Sebelum budaya Korea merambah dunia, budaya Cina dan Jepang sudah lebih dulu melakukannya. Ada sebuah aliran dalam seni yang disebut “japonisme”, yang nggak lain adalah aliran seni yang berkiblat ke Negara Matahari Terbit tersebut.
Setelah pelabuhan-pelabuhan di Jepang dibuka kembali untuk berniaga dengan dunia barat di tahun 1853, ada gelombang besar impor besar-besaran yang membanjiri Eropa. Pada tahun 1872, istilah “japonisme” ini mulai dikenal, saat memberi pengaruh besar pada budaya Eropa – terutama pada aliran yang sudah lebih dulu ada: impresionisme.
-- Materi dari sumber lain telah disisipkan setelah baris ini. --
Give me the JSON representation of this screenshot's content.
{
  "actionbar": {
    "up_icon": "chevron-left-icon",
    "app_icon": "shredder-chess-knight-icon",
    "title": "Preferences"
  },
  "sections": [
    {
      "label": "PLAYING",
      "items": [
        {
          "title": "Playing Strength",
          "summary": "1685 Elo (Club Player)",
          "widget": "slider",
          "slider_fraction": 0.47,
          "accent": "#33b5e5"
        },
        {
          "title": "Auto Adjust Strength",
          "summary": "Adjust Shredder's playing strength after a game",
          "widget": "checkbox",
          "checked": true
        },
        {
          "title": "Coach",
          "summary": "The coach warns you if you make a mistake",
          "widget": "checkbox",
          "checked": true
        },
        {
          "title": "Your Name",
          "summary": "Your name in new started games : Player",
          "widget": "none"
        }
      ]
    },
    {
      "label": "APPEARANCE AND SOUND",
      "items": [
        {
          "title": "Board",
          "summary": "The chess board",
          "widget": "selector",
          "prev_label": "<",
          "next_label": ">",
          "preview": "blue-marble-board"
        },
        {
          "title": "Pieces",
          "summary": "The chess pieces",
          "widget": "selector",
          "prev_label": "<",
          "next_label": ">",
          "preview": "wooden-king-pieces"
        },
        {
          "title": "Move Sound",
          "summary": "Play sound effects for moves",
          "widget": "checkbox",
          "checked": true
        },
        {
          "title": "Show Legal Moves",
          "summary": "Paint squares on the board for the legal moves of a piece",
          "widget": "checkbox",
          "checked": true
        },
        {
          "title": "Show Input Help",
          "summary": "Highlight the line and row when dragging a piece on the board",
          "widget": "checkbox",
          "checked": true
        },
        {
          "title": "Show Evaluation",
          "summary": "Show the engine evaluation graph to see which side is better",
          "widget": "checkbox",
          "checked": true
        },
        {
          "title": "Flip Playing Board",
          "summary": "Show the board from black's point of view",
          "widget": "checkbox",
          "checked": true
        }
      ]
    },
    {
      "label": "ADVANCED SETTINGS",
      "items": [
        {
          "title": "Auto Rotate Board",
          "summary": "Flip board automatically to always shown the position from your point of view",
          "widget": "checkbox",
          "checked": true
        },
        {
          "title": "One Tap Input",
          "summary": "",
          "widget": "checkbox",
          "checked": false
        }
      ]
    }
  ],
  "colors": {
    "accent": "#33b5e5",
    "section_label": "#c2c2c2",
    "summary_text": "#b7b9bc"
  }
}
Berawal dari kehadiran benda-benda keramik asal Jepang yang diimpor dari Arita, rupanya keindahannya begitu memesona orang-orang Perancis ketika itu. Mereka mulai mengoleksi benda-benda seni asal Jepang, terutama ukiyo-e. Di tahun 1856, seorang seniman Perancis, Felix Bracquemond, tanpa sengaja menemukan sebuah buku sketsa “Hokusai Manga” di tempat kerjanya. Tak lama setelah itu, karya Hiroshige, Utamaro, Hokusai juga sampai ke Eropa dan memberi pengaruh pada poster-poster karya Henri de Toulouse-Lautrec, juga Van Gogh. Nggak hanya dalam seni lukis, japonisme ini juga masuk ke dalam seni sastra. Pierre Loti mempublikasikan novelnya “Madame Chrysanthème” di tahun 1887, yang menceritakan kisah percintaan seorang tentara yang menikahi seorang geisha ketika dirinya ditempatkan di Nagasaki. Kisah ini kemudian menginspirasi Giacomo Puccini untuk menuliskan “Madame Butterfly”.
Lukisan Van Gogh yang terpengaruh aliran Japonisme (sumber: wikimedia.org)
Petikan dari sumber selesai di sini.